La tribune de Manuel Valls sur Face Book

Par Vendredi 6 novembre 2015 Permalink 4

Manuel Valls gratifie ce matin ses lecteurs d’une tribune sur Face Book concernant ce qu’il appelle l’autorité. Il faut traduire par sécurité mais comme il n’y a que lui qui l’intéresse et qu’il se fait une fierté d’incarner l’autorité à gauche, le papier porte ce nom.

L’article commence comme un devoir de terminale, pas une terminale de banlieue mais une terminale d’un bon lycée parisien. Deux philosophes viennent à la rescousse du propos, enfin ont l’air d’y venir, Hannah Arendt et Thomas Hobbes. La première, juive, actuellement très à la mode, a vu sa vie marquée par son amour masochiste pour Heidegger, un nazi notoire. Le second est fameux pour son traité sur la souveraineté. Masochisme, nazisme, souveraineté, on est en plein dans la question de l’autorité.

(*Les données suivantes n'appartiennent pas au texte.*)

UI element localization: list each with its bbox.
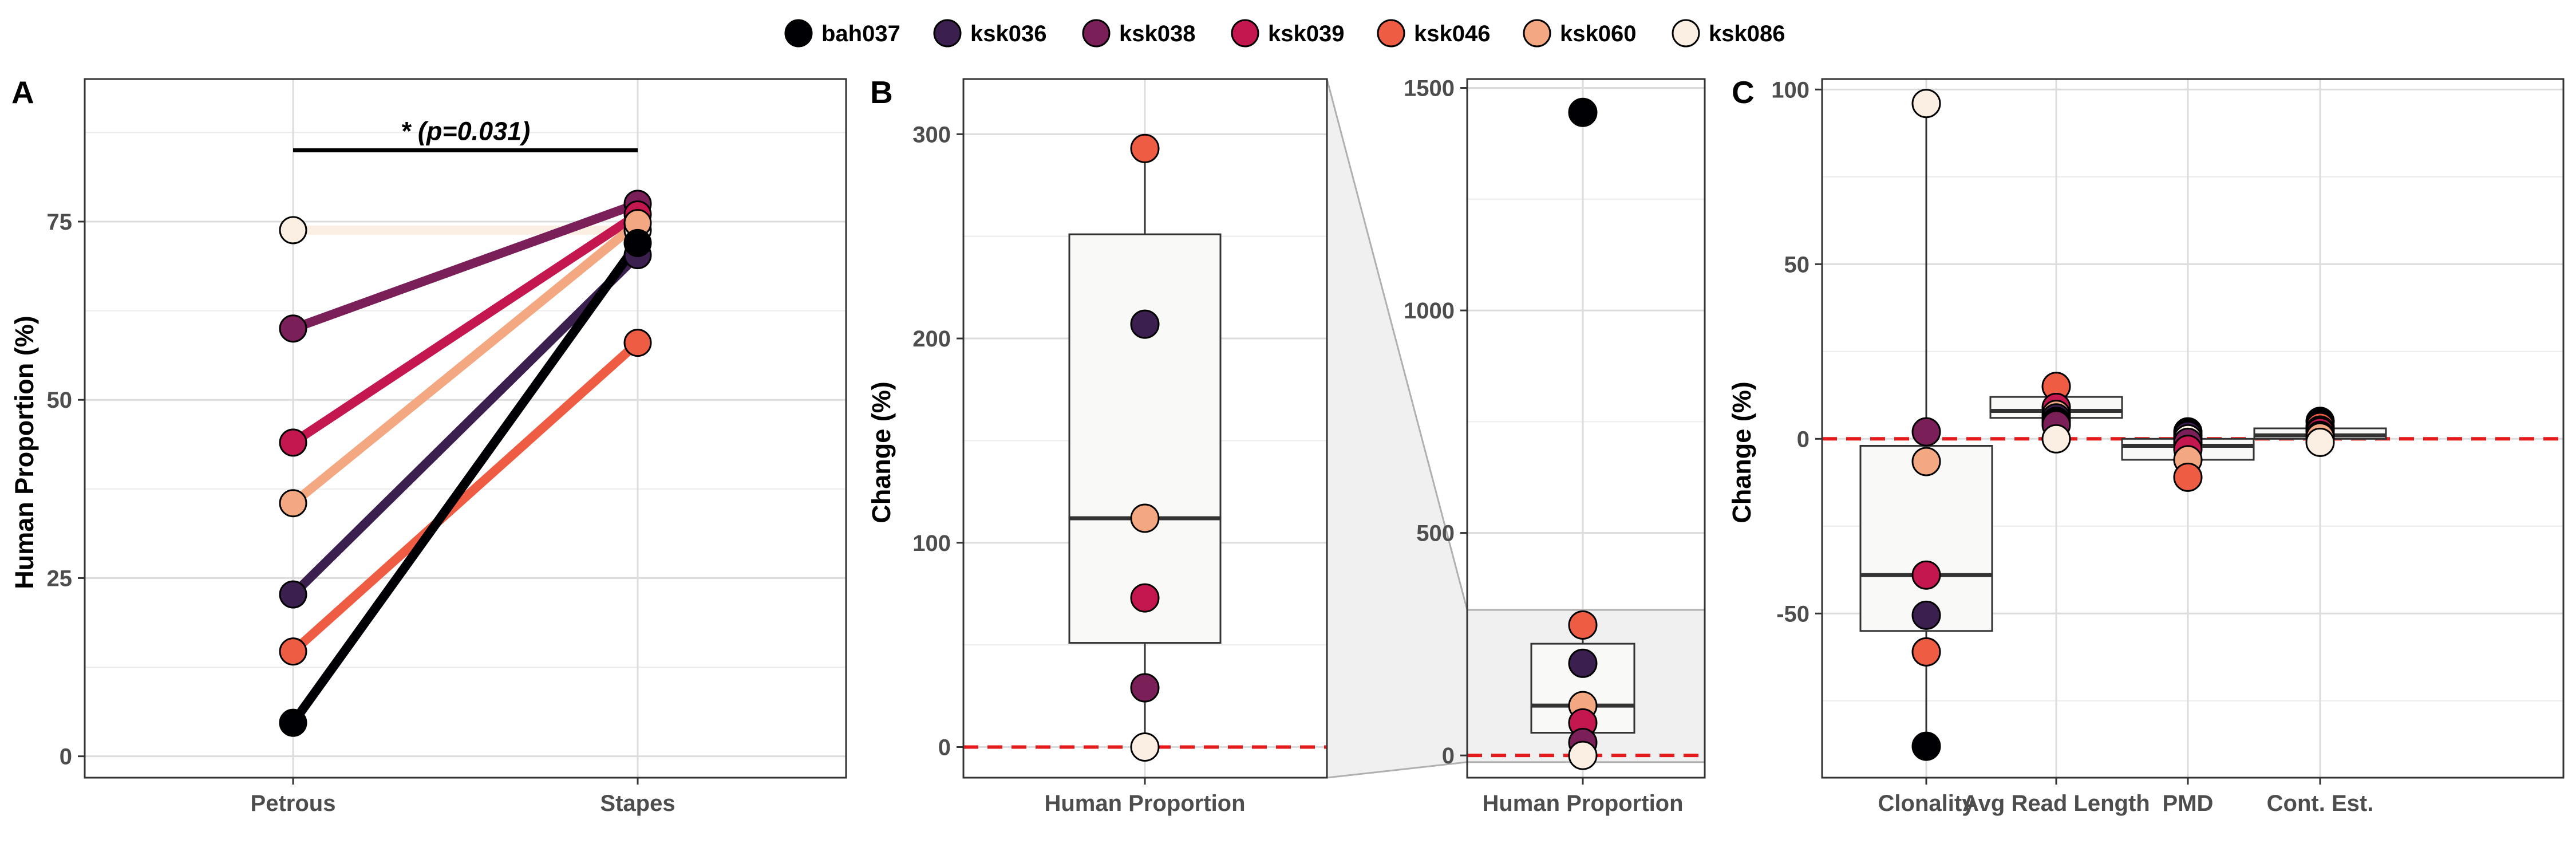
panel-c-clonality-point-bah037 <box>1911 731 1941 761</box>
panel-b-right-y-tick-label-1: 500 <box>1416 521 1455 546</box>
panel-b-left-point-ksk086 <box>1130 732 1160 762</box>
panel-b-right-x-tick-label-0: Human Proportion <box>1482 791 1683 816</box>
line-bah037 <box>289 238 642 728</box>
panel-b-left-y-tick-label-1: 100 <box>912 531 951 556</box>
line-ksk039 <box>289 210 642 447</box>
point-ksk046-petrous <box>279 637 307 666</box>
point-ksk086-petrous <box>279 216 307 245</box>
panel-b-right-plot: 0 500 1000 1500 Human Proportion <box>1404 76 1706 816</box>
panel-b-left-box <box>1068 233 1222 644</box>
panel-c-clonality-point-ksk060 <box>1911 447 1941 476</box>
line-ksk038 <box>289 199 642 333</box>
panel-c-tag: C <box>1732 74 1755 110</box>
significance-label: * (p=0.031) <box>401 116 530 145</box>
panel-c-clonality-box <box>1859 445 1993 632</box>
panel-b-left-point-ksk038 <box>1130 673 1160 703</box>
point-ksk046-stapes <box>623 329 652 357</box>
panel-a-panel-border <box>84 78 847 779</box>
panel-a-x-tick-label-1: Stapes <box>600 791 675 816</box>
panel-b-left-y-tick-label-3: 300 <box>912 122 951 147</box>
panel-c-cont-est-point-ksk086 <box>2305 427 2335 457</box>
legend-marker-bah037 <box>784 19 813 48</box>
legend-label-ksk060: ksk060 <box>1560 21 1636 46</box>
legend-label-ksk046: ksk046 <box>1414 21 1490 46</box>
panel-c-pmd-point-ksk046 <box>2173 462 2203 492</box>
panel-b-right-y-tick-label-2: 1000 <box>1404 298 1455 324</box>
panel-b-left-point-ksk046 <box>1130 133 1160 163</box>
legend: bah037 ksk036 ksk038 ksk039 ksk046 ksk060 ksk0… <box>784 19 1785 48</box>
panel-b-right-point-ksk036 <box>1568 648 1598 678</box>
panel-c-clonality-point-ksk036 <box>1911 600 1941 630</box>
legend-marker-ksk036 <box>933 19 962 48</box>
panel-a-y-tick-label-0: 0 <box>60 744 72 770</box>
legend-label-ksk038: ksk038 <box>1119 21 1195 46</box>
line-ksk036 <box>289 250 642 600</box>
legend-label-bah037: bah037 <box>821 21 900 46</box>
panel-c-y-axis-title: Change (%) <box>1727 381 1756 523</box>
panel-c-clonality-point-ksk086 <box>1911 89 1941 119</box>
panel-b-right-panel-border <box>1466 78 1706 779</box>
panel-a-plot: 0 25 50 75 Petrous Stapes * (p=0.031) <box>47 78 847 816</box>
panel-c-x-tick-label-0: Clonality <box>1878 791 1976 816</box>
panel-c-y-tick-label-2: 50 <box>1784 252 1810 277</box>
panel-b-left-point-ksk060 <box>1130 503 1160 533</box>
legend-label-ksk036: ksk036 <box>970 21 1046 46</box>
panel-a-tag: A <box>11 74 34 110</box>
panel-b-left-y-tick-label-2: 200 <box>912 326 951 352</box>
panel-b-right-y-tick-label-3: 1500 <box>1404 76 1455 101</box>
legend-label-ksk039: ksk039 <box>1268 21 1344 46</box>
panel-b-zoom-band <box>1326 78 1468 779</box>
panel-c-y-tick-label-3: 100 <box>1771 77 1809 103</box>
zoom-connector-bottom-edge <box>1326 761 1468 779</box>
panel-b-left-point-ksk036 <box>1130 309 1160 339</box>
point-bah037-stapes <box>623 228 652 257</box>
legend-marker-ksk060 <box>1523 19 1551 48</box>
panel-b-left-plot: 0 100 200 300 Human Proportion <box>912 78 1328 816</box>
point-bah037-petrous <box>279 708 307 737</box>
panel-b-right-point-ksk086 <box>1568 740 1598 770</box>
legend-marker-ksk086 <box>1672 19 1700 48</box>
panel-c-panel-border <box>1821 78 2565 779</box>
panel-b-left-y-tick-label-0: 0 <box>938 735 951 760</box>
zoom-connector <box>1327 79 1467 778</box>
panel-b-left-x-tick-label-0: Human Proportion <box>1044 791 1245 816</box>
panel-c-clonality-point-ksk039 <box>1911 560 1941 590</box>
panel-b-tag: B <box>870 74 893 110</box>
legend-marker-ksk039 <box>1231 19 1259 48</box>
legend-marker-ksk038 <box>1082 19 1111 48</box>
panel-b-y-axis-title: Change (%) <box>867 381 896 523</box>
point-ksk039-petrous <box>279 428 307 457</box>
panel-b-right-point-ksk046 <box>1568 610 1598 640</box>
panel-a-y-tick-label-3: 75 <box>47 210 73 235</box>
line-ksk060 <box>289 218 642 508</box>
panel-c-y-tick-label-0: -50 <box>1776 601 1809 626</box>
panel-b-left-panel-border <box>962 78 1328 779</box>
panel-a-y-tick-label-1: 25 <box>47 566 73 591</box>
line-ksk046 <box>289 338 642 656</box>
panel-a-y-axis-title: Human Proportion (%) <box>10 316 39 589</box>
point-ksk036-petrous <box>279 580 307 609</box>
panel-c-x-tick-label-1: Avg Read Length <box>1962 791 2150 816</box>
panel-c-avg-read-length-point-ksk086 <box>2041 424 2071 454</box>
panel-c-clonality-point-ksk038 <box>1911 417 1941 447</box>
legend-label-ksk086: ksk086 <box>1709 21 1785 46</box>
panel-c-clonality-point-ksk046 <box>1911 637 1941 667</box>
panel-a-y-tick-label-2: 50 <box>47 388 73 413</box>
zoom-connector-top-edge <box>1326 78 1468 610</box>
panel-a-x-tick-label-0: Petrous <box>251 791 336 816</box>
point-ksk060-petrous <box>279 489 307 518</box>
panel-a: A Human Proportion (%) 0 25 50 75 Petrous Sta… <box>10 74 847 816</box>
panel-b-left-point-ksk039 <box>1130 583 1160 613</box>
panel-b-right-y-tick-label-0: 0 <box>1442 743 1455 769</box>
panel-c-x-tick-label-2: PMD <box>2163 791 2214 816</box>
panel-b-right-point-bah037 <box>1568 97 1598 127</box>
panel-c-y-tick-label-1: 0 <box>1797 427 1809 452</box>
legend-marker-ksk046 <box>1377 19 1405 48</box>
panel-c-x-tick-label-3: Cont. Est. <box>2267 791 2374 816</box>
point-ksk038-petrous <box>279 314 307 343</box>
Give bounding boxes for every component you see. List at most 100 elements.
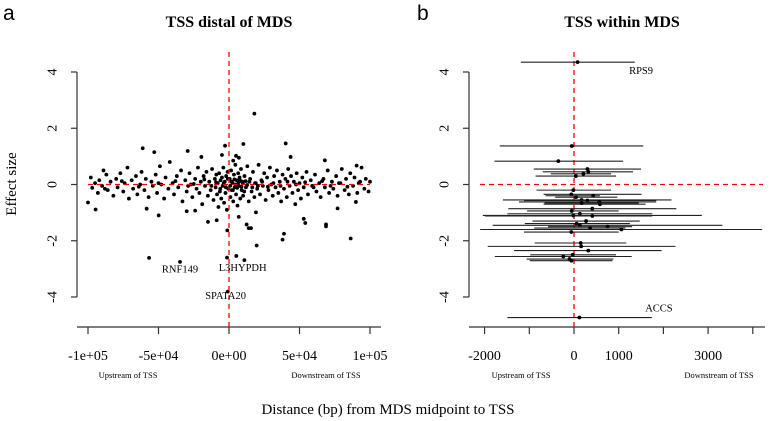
data-point bbox=[236, 214, 241, 219]
data-point bbox=[206, 220, 210, 224]
data-point bbox=[134, 174, 138, 178]
data-point bbox=[93, 207, 98, 212]
data-point bbox=[318, 195, 323, 200]
data-point bbox=[252, 195, 257, 200]
data-point bbox=[247, 179, 252, 184]
data-point bbox=[234, 254, 239, 258]
data-point bbox=[114, 176, 119, 181]
data-point bbox=[111, 193, 116, 198]
data-point bbox=[103, 186, 107, 191]
data-point bbox=[236, 171, 241, 176]
interval-point bbox=[575, 60, 580, 65]
data-point bbox=[229, 179, 234, 184]
interval-point bbox=[586, 248, 591, 253]
data-point bbox=[313, 172, 317, 177]
data-point bbox=[327, 191, 332, 195]
data-point bbox=[342, 188, 347, 193]
data-point bbox=[194, 186, 199, 191]
data-point bbox=[184, 209, 189, 214]
data-point bbox=[252, 111, 257, 116]
data-point bbox=[303, 221, 308, 225]
data-point bbox=[289, 174, 293, 178]
data-point bbox=[211, 198, 216, 202]
data-point bbox=[125, 165, 130, 170]
x-tick-label: -5e+04 bbox=[139, 349, 179, 364]
interval-point bbox=[579, 201, 584, 205]
y-tick-label: 4 bbox=[46, 69, 61, 76]
interval-point bbox=[581, 171, 586, 176]
data-point bbox=[283, 176, 288, 181]
data-point bbox=[293, 202, 298, 207]
x-tick-label: 1e+05 bbox=[352, 349, 387, 364]
data-point bbox=[234, 153, 238, 158]
data-point bbox=[166, 186, 171, 191]
data-point bbox=[231, 158, 236, 163]
data-point bbox=[217, 171, 222, 176]
data-point bbox=[245, 183, 249, 187]
data-point bbox=[142, 188, 147, 193]
data-point bbox=[285, 179, 290, 184]
data-point bbox=[207, 179, 212, 184]
data-point bbox=[231, 199, 236, 204]
data-point bbox=[183, 178, 188, 183]
data-point bbox=[180, 199, 185, 204]
data-point bbox=[242, 174, 247, 178]
data-point bbox=[219, 196, 224, 201]
data-point bbox=[280, 237, 285, 242]
data-point bbox=[178, 259, 182, 264]
data-point bbox=[215, 192, 219, 197]
data-point bbox=[249, 189, 254, 194]
data-point bbox=[250, 185, 255, 190]
data-point bbox=[286, 167, 291, 171]
data-point bbox=[223, 191, 228, 195]
data-point bbox=[270, 193, 275, 198]
data-point bbox=[214, 218, 219, 223]
data-point bbox=[242, 189, 247, 194]
data-point bbox=[214, 172, 219, 177]
data-point bbox=[279, 199, 284, 204]
data-point bbox=[241, 142, 246, 146]
data-point bbox=[213, 176, 217, 181]
panel-a-title: TSS distal of MDS bbox=[166, 14, 293, 31]
data-point bbox=[135, 192, 140, 197]
data-point bbox=[216, 205, 221, 209]
data-point bbox=[139, 169, 144, 174]
data-point bbox=[265, 184, 270, 189]
data-point bbox=[263, 198, 268, 202]
data-point bbox=[352, 175, 357, 180]
data-point bbox=[354, 200, 358, 204]
data-point bbox=[290, 191, 295, 195]
interval-point bbox=[570, 252, 575, 257]
data-point bbox=[131, 186, 136, 191]
data-point bbox=[210, 167, 214, 171]
data-point bbox=[167, 160, 172, 164]
data-point bbox=[199, 155, 204, 159]
data-point bbox=[143, 176, 148, 181]
data-point bbox=[129, 178, 134, 183]
data-point bbox=[119, 179, 124, 184]
data-point bbox=[262, 171, 267, 176]
data-point bbox=[97, 178, 102, 183]
data-point bbox=[184, 189, 189, 194]
data-point bbox=[348, 171, 353, 176]
data-point bbox=[303, 180, 308, 185]
data-point bbox=[176, 185, 181, 190]
x-tick-label: 5e+04 bbox=[282, 349, 317, 364]
data-point bbox=[140, 146, 145, 151]
data-point bbox=[198, 179, 203, 184]
data-point bbox=[228, 184, 233, 188]
data-point bbox=[355, 191, 360, 195]
data-point bbox=[126, 196, 131, 201]
data-point bbox=[220, 153, 224, 157]
data-point bbox=[242, 258, 247, 263]
interval-point bbox=[584, 219, 588, 223]
data-point bbox=[291, 179, 296, 184]
data-point bbox=[101, 168, 106, 173]
data-point bbox=[246, 199, 251, 204]
x-tick-label: 3000 bbox=[694, 349, 722, 364]
data-point bbox=[214, 180, 218, 185]
data-point bbox=[115, 185, 120, 190]
data-point bbox=[339, 167, 344, 171]
gene-annotation: ACCS bbox=[645, 304, 673, 315]
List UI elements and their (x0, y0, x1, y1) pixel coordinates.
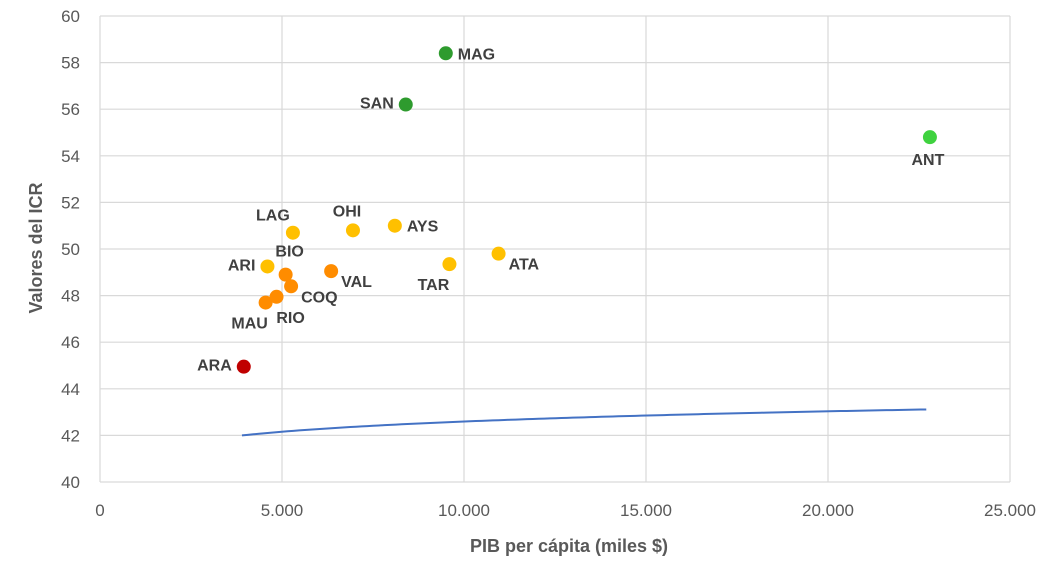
point-label-ata: ATA (509, 257, 540, 274)
x-tick-label: 20.000 (802, 501, 854, 520)
point-label-lag: LAG (256, 208, 290, 225)
y-tick-label: 42 (61, 426, 80, 445)
y-tick-label: 44 (61, 380, 80, 399)
x-axis-title: PIB per cápita (miles $) (470, 536, 668, 556)
data-point-mau (258, 295, 273, 310)
point-label-tar: TAR (418, 277, 450, 294)
x-tick-label: 15.000 (620, 501, 672, 520)
point-label-san: SAN (360, 96, 394, 113)
data-point-mag (438, 46, 453, 61)
y-tick-label: 58 (61, 54, 80, 73)
y-tick-label: 50 (61, 240, 80, 259)
x-tick-label: 0 (95, 501, 104, 520)
data-point-san (398, 97, 413, 112)
trend-layer (241, 408, 927, 437)
y-axis-title: Valores del ICR (26, 182, 46, 313)
data-point-ohi (345, 223, 360, 238)
point-label-coq: COQ (301, 289, 337, 306)
data-point-bio (278, 267, 293, 282)
point-label-ara: ARA (197, 358, 232, 375)
ticks-layer: 40 42 44 46 48 50 52 54 56 58 60 0 5.000 10.000 15.000… (61, 7, 1036, 520)
data-point-lag (285, 225, 300, 240)
y-tick-label: 46 (61, 333, 80, 352)
data-point-ata (491, 246, 506, 261)
point-label-ohi: OHI (333, 203, 361, 220)
point-label-mag: MAG (458, 46, 495, 63)
y-tick-label: 48 (61, 287, 80, 306)
grid-layer (99, 15, 1011, 483)
data-point-rio (269, 289, 284, 304)
x-tick-label: 10.000 (438, 501, 490, 520)
data-point-coq (284, 279, 299, 294)
data-point-ara (236, 359, 251, 374)
point-label-val: VAL (341, 274, 372, 291)
point-label-rio: RIO (276, 310, 304, 327)
data-point-ari (260, 259, 275, 274)
y-tick-label: 56 (61, 100, 80, 119)
x-tick-label: 25.000 (984, 501, 1036, 520)
point-label-ays: AYS (407, 219, 439, 236)
y-tick-label: 54 (61, 147, 80, 166)
x-tick-label: 5.000 (261, 501, 304, 520)
points-layer (236, 46, 937, 374)
y-tick-label: 52 (61, 193, 80, 212)
point-label-ari: ARI (228, 257, 256, 274)
trendline (241, 408, 927, 437)
point-label-mau: MAU (231, 316, 267, 333)
data-point-ays (387, 218, 402, 233)
data-point-tar (442, 257, 457, 272)
point-label-ant: ANT (911, 152, 944, 169)
y-tick-label: 60 (61, 7, 80, 26)
data-point-val (324, 264, 339, 279)
data-point-ant (922, 130, 937, 145)
point-label-bio: BIO (275, 244, 303, 261)
y-tick-label: 40 (61, 473, 80, 492)
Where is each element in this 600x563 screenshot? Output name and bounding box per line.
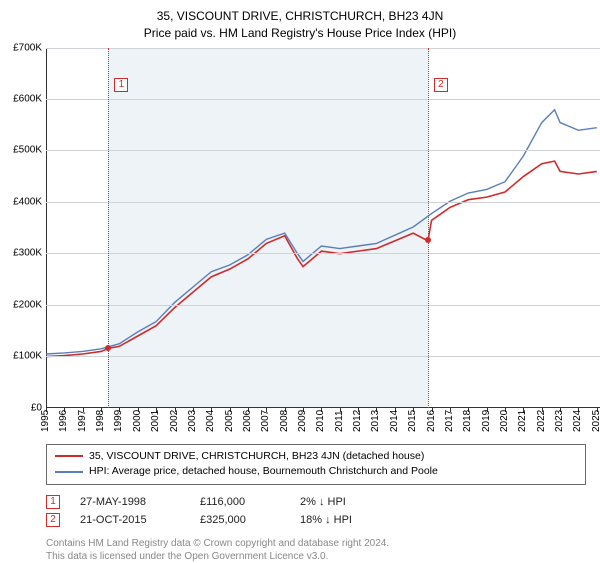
x-tick-label: 2025 <box>591 409 600 431</box>
y-tick-label: £200K <box>13 299 46 310</box>
gridline <box>46 356 600 357</box>
x-tick-label: 2013 <box>370 409 381 431</box>
event-marker: 1 <box>114 78 128 92</box>
x-tick-label: 2011 <box>334 410 345 432</box>
x-tick-label: 2005 <box>224 409 235 431</box>
x-tick-label: 1996 <box>58 409 69 431</box>
legend-item: HPI: Average price, detached house, Bour… <box>55 464 577 480</box>
legend-label: HPI: Average price, detached house, Bour… <box>89 464 438 480</box>
sales-marker: 1 <box>46 495 60 509</box>
x-tick-label: 2014 <box>389 409 400 431</box>
x-tick-label: 2006 <box>242 409 253 431</box>
x-tick-label: 2012 <box>352 409 363 431</box>
x-tick-label: 2003 <box>187 409 198 431</box>
y-tick-label: £500K <box>13 145 46 156</box>
sales-price: £116,000 <box>200 496 280 508</box>
sale-point <box>425 237 431 243</box>
gridline <box>46 150 600 151</box>
series-hpi <box>46 109 597 353</box>
x-tick-label: 2004 <box>205 409 216 431</box>
x-tick-label: 2015 <box>407 409 418 431</box>
y-tick-label: £700K <box>13 42 46 53</box>
legend-swatch <box>55 455 83 457</box>
x-tick-label: 2018 <box>462 409 473 431</box>
x-tick-label: 1995 <box>40 409 51 431</box>
x-tick-label: 2002 <box>169 409 180 431</box>
event-vline <box>428 48 429 408</box>
sales-row: 2 21-OCT-2015 £325,000 18% ↓ HPI <box>46 511 590 529</box>
series-property <box>46 161 597 356</box>
chart-subtitle: Price paid vs. HM Land Registry's House … <box>10 25 590 42</box>
x-tick-label: 1998 <box>95 409 106 431</box>
x-tick-label: 2024 <box>572 409 583 431</box>
legend-item: 35, VISCOUNT DRIVE, CHRISTCHURCH, BH23 4… <box>55 449 577 465</box>
y-tick-label: £300K <box>13 248 46 259</box>
x-tick-label: 2019 <box>481 409 492 431</box>
x-tick-label: 1997 <box>77 409 88 431</box>
sales-date: 21-OCT-2015 <box>80 514 180 526</box>
chart-container: 35, VISCOUNT DRIVE, CHRISTCHURCH, BH23 4… <box>0 0 600 560</box>
gridline <box>46 305 600 306</box>
y-tick-label: £400K <box>13 196 46 207</box>
sales-date: 27-MAY-1998 <box>80 496 180 508</box>
event-vline <box>108 48 109 408</box>
x-tick-label: 1999 <box>113 409 124 431</box>
sales-price: £325,000 <box>200 514 280 526</box>
sales-row: 1 27-MAY-1998 £116,000 2% ↓ HPI <box>46 493 590 511</box>
x-tick-label: 2023 <box>554 409 565 431</box>
x-tick-label: 2020 <box>499 409 510 431</box>
x-tick-label: 2008 <box>279 409 290 431</box>
chart-title: 35, VISCOUNT DRIVE, CHRISTCHURCH, BH23 4… <box>10 8 590 25</box>
sales-diff: 2% ↓ HPI <box>300 496 400 508</box>
chart-plot-area: £0£100K£200K£300K£400K£500K£600K£700K199… <box>46 48 600 408</box>
x-tick-label: 2000 <box>132 409 143 431</box>
x-tick-label: 2010 <box>315 409 326 431</box>
sales-marker: 2 <box>46 513 60 527</box>
y-tick-label: £100K <box>13 351 46 362</box>
gridline <box>46 253 600 254</box>
x-tick-label: 2001 <box>150 409 161 431</box>
chart-svg <box>46 48 600 408</box>
x-tick-label: 2016 <box>426 409 437 431</box>
y-tick-label: £600K <box>13 94 46 105</box>
sales-diff: 18% ↓ HPI <box>300 514 400 526</box>
footer-line-2: This data is licensed under the Open Gov… <box>46 550 590 563</box>
legend-swatch <box>55 471 83 473</box>
gridline <box>46 48 600 49</box>
x-tick-label: 2022 <box>536 409 547 431</box>
legend: 35, VISCOUNT DRIVE, CHRISTCHURCH, BH23 4… <box>46 444 586 486</box>
sale-point <box>105 345 111 351</box>
x-tick-label: 2021 <box>517 409 528 431</box>
legend-label: 35, VISCOUNT DRIVE, CHRISTCHURCH, BH23 4… <box>89 449 424 465</box>
x-tick-label: 2017 <box>444 409 455 431</box>
gridline <box>46 99 600 100</box>
footer-line-1: Contains HM Land Registry data © Crown c… <box>46 537 590 550</box>
footer-note: Contains HM Land Registry data © Crown c… <box>46 537 590 563</box>
sales-table: 1 27-MAY-1998 £116,000 2% ↓ HPI 2 21-OCT-2015… <box>46 493 590 529</box>
x-tick-label: 2009 <box>297 409 308 431</box>
gridline <box>46 202 600 203</box>
event-marker: 2 <box>434 78 448 92</box>
x-tick-label: 2007 <box>260 409 271 431</box>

Si le début est donc plutôt amusant, même s’il ne l’a peut-être pas fait exprès, le reste est une justification de son action politique qui ne mène nul part. Les français ont tort de ne pas se sentir en sécurité, la preuve, j’ai fait ça, ça et ça… Il est content de lui concernant l’école, il l’est tout autant concernant la justice. Il est dithyrambique sur le sujet de l’armée qu’il ne qualifie pas de française d’ailleurs. L’armée française, ça a pourtant de la gueule… Avec Valls, c’est l’armée tout court. Curieusement dans son sujet appelé l’autorité il inclut sa politique fiscale et trouve le moyen de la reprocher en partie à Nicolas Sarkozy. Le lecteur de bonne foi est alors médusé! Enfin l’homme qui se réfère à Hobbes ose nous mettre un couplet sur l’Europe sans l’appeler par son nom, UE. Sans intérêt.

Il met à la fin en exergue l’émancipation individuel, selon lui une valeur de gauche. Pourquoi pas, plus c’est gros… Mais quand il parle d’une société apaisée, le lecteur déjà courageux d’être allé jusqu’au bout a le poil qui se hérisse. Quel autorité peut donc avoir quelqu’un qui connait si peu la société française? La tribune de Manuel Valls ne répond pas  à cette question.